A federal judge has sent the T’s dispute with the maker of faulty railroad ties to a jury, saying a “less than complete record” makes it impossible for him to decide the status of a product warranty, CommonWealth reports.

Massachusetts Department of Transportation board members are rumbling that they may reject the proposed $75 million sale of the North Station Garage, CommonWealth reports.

ENERGY/ENVIRONMENT

Cape Wind Associates asks the state Department of Public Utilities to force NStar and Northeast Utilities, as a condition of their merger, to buy the rest of the proposed offshore wind farm’s power output, the Globe reports.

Pennsylvania Gov. Tom Corbett outlines a three-part proposal for regulating natural gas drilling, the Pittsburg Post-Gazette reports.

USA Today explores whether the solar industry can survive without government support.

CRIMINAL JUSTICE

Ashland terrorism plot suspect Rezwan Ferdaus pleads not guilty.
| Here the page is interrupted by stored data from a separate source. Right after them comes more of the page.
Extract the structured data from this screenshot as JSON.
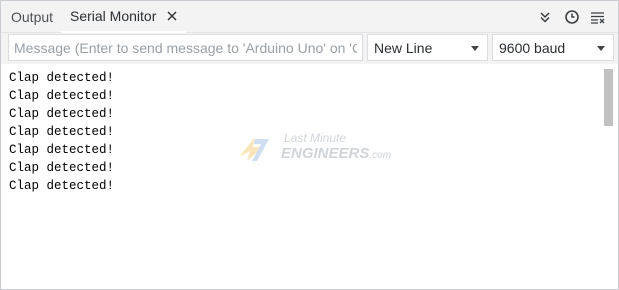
{
  "tabs": {
    "output_label": "Output",
    "serial_monitor_label": "Serial Monitor"
  },
  "toolbar": {
    "icons": [
      "chevron-double-down-icon",
      "clock-icon",
      "clear-lines-icon"
    ]
  },
  "input": {
    "placeholder": "Message (Enter to send message to 'Arduino Uno' on 'CO..."
  },
  "line_ending": {
    "selected": "New Line"
  },
  "baud_rate": {
    "selected": "9600 baud"
  },
  "output": {
    "lines": [
      "Clap detected!",
      "Clap detected!",
      "Clap detected!",
      "Clap detected!",
      "Clap detected!",
      "Clap detected!",
      "Clap detected!"
    ]
  },
  "watermark": {
    "line1": "Last Minute",
    "line2": "ENGINEERS",
    "suffix": ".com"
  },
  "colors": {
    "panel_bg": "#f3f3f3",
    "border": "#c9ccd0",
    "text": "#4e5257",
    "scrollbar": "#c1c1c1",
    "watermark_accent": "#f5b942"
  }
}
Bristol District Attorney Sam Sutter filed misdemeanor charges against two state employees related to the death of a Fall River women in a murky pool last summer. The men are being charged with reckless endangerment of a child but not the death of Marie Joseph, which was ruled an accidental drowning.

MEDIA

Notice something missing last night on Monday Night Football besides Peyton Manning? ESPN pulled the iconic Hank Williams Jr. opening “Are you ready for some football?” after the country singer appeared on a Fox News show earlier in the day and compared President Obama to Hitler.
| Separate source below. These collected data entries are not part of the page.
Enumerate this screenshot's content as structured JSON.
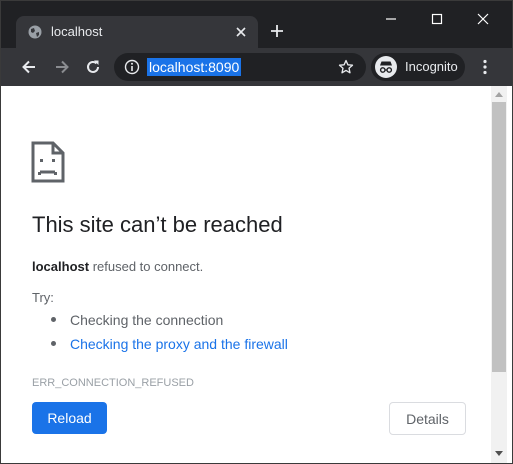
{
  "tab": {
    "title": "localhost",
    "icon": "globe-icon"
  },
  "toolbar": {
    "url": "localhost:8090",
    "incognito_label": "Incognito"
  },
  "error": {
    "title": "This site can’t be reached",
    "host": "localhost",
    "message": " refused to connect.",
    "try_label": "Try:",
    "suggestions": [
      "Checking the connection",
      "Checking the proxy and the firewall"
    ],
    "code": "ERR_CONNECTION_REFUSED"
  },
  "buttons": {
    "reload": "Reload",
    "details": "Details"
  },
  "colors": {
    "frame": "#202124",
    "toolbar": "#35363a",
    "accent": "#1a73e8",
    "text": "#202124",
    "muted": "#5f6368"
  }
}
GateHouse Media, which owns more than 500 daily and weekly newspapers around the country, including 90 in Massachusetts such as the Patriot Ledger, Brockton Enterprise, and the Tab newspapers, is printing all its papers on pink newsprint this week and donating portions of sales to the Susan G. Komen Fund for the Cure to support breast cancer awareness and research.

The Nieman Journalism Lab examines the ABC News/Yahoo partnership.

The American Spectator celebrates Fox News’s 15th anniversary.